What does the new AI Assistant actually do?

Tracktion shipped Waveform 14 on 27 June, and the headline is the assistant baked into the workflow rather than bolted on as a web app. It does three concrete things. It answers how-do-I questions using the program manual, so the help is about the software in front of you, not generic forum lore. It generates fresh MIDI sequences on request. And it reads the MIDI clips already in your session and proposes complementary parts, a counter-melody under a lead, a bassline that tracks your chords. The rest of the release is solid working-DAW news: a cleaner interface, multi-channel surround routing past the old stereo limit, fuller ARA2 support, DAWproject import and export, and the plugin slot limit lifted to 25.

What is the pay-per-use catch?

This is the part worth reading twice. There is no monthly AI subscription. Instead you connect the large language model of your choice and pay per use, billed for what you actually generate. That is a genuinely different deal from the all-you-can-prompt monthly fees creeping into other tools, and it cuts both ways. Light users pay almost nothing. Anyone leaning on the assistant for hours of generation will watch a meter run. Crucially the same assistant is in Waveform Free, so the cheapest serious DAW on the market now ships with an AI co-pilot, not a paywalled teaser.

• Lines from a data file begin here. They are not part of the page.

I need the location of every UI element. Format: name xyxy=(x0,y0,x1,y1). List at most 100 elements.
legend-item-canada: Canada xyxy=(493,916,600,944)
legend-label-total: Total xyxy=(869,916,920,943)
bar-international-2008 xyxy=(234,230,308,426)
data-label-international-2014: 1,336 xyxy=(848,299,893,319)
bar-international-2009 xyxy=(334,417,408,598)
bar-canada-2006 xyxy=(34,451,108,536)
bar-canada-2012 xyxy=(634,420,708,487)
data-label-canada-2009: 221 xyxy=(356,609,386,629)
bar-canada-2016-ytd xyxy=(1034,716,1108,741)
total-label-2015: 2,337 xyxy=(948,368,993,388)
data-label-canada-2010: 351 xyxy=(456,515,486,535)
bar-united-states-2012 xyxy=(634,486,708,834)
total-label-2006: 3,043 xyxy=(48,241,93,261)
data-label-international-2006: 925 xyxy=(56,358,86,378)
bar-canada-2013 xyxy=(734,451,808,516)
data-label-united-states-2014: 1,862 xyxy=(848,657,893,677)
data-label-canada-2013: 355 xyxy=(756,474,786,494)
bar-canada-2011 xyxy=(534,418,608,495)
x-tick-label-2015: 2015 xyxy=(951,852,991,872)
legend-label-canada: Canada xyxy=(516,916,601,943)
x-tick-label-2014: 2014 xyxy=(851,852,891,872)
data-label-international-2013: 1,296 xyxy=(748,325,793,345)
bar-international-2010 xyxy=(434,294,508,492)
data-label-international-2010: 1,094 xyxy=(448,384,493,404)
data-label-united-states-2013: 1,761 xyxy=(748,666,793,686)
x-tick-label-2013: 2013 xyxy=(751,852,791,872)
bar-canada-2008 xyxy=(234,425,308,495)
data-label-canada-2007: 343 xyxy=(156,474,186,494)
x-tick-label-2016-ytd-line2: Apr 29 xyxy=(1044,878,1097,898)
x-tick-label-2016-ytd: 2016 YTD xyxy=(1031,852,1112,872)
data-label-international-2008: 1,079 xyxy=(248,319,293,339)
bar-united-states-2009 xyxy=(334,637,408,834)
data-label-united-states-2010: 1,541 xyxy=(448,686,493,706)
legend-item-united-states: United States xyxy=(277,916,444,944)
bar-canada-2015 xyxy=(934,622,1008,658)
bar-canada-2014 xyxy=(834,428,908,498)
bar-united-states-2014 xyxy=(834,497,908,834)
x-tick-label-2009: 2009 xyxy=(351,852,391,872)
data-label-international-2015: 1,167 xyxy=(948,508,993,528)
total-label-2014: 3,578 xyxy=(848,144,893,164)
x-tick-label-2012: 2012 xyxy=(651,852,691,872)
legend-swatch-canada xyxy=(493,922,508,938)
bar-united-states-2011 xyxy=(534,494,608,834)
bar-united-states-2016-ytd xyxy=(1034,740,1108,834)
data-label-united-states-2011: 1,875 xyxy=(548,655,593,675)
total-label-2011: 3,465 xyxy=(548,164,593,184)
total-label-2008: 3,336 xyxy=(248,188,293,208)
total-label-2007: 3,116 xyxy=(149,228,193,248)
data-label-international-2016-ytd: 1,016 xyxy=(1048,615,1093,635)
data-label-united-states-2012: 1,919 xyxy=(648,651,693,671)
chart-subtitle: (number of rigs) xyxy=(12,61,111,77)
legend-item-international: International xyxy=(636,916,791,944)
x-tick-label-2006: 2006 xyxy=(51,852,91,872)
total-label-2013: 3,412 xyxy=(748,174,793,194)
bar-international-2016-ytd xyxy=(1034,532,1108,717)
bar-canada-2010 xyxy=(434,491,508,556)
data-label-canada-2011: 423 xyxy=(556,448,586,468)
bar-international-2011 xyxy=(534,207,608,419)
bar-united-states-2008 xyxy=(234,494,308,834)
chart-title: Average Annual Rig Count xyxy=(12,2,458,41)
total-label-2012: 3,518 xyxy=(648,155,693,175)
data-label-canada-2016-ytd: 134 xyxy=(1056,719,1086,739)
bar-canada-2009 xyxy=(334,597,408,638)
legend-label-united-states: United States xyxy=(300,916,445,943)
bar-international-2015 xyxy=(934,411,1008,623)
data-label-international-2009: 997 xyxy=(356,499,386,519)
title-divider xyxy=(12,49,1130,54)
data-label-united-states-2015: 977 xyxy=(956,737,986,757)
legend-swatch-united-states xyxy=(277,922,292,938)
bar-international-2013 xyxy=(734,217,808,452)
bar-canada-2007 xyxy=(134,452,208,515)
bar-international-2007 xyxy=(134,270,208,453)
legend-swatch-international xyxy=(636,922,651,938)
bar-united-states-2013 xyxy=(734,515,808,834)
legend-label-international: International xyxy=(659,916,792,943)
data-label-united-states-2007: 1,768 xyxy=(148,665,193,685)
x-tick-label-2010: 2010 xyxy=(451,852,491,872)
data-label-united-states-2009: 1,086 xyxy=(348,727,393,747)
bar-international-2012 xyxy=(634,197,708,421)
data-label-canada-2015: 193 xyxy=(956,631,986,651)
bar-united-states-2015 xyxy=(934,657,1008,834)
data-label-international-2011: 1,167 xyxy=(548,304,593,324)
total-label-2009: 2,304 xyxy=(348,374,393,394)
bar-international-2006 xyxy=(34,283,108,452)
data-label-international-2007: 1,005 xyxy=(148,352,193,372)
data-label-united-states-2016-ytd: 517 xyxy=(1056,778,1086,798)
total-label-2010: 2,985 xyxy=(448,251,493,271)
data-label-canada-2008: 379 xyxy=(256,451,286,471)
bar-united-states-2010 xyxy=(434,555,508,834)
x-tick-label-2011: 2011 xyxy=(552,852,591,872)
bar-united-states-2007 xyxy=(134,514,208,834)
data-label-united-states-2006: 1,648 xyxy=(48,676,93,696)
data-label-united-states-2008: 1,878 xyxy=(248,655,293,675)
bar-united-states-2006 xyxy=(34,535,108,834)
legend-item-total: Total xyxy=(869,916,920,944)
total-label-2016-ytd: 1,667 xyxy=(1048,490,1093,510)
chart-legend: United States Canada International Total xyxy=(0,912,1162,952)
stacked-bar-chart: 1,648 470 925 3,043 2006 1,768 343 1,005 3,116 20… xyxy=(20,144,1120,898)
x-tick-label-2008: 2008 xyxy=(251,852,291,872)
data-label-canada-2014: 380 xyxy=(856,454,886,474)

An AI helper you pay for by the prompt, sitting inside a DAW that itself costs nothing, is a very different bargain from a flat monthly AI tax.

Should producers care?

If you have been waiting to see how AI lands in the studio without a subscription leash, this is the clearest test yet. The manual-aware answers alone are useful, the kind of thing that saves the twentieth trip to a forum. The MIDI generation is where taste splits: some will treat it as a sketching partner, others will keep the machine well away from the writing. Either way, putting it in the free tier means a lot of people are about to find out which camp they are in.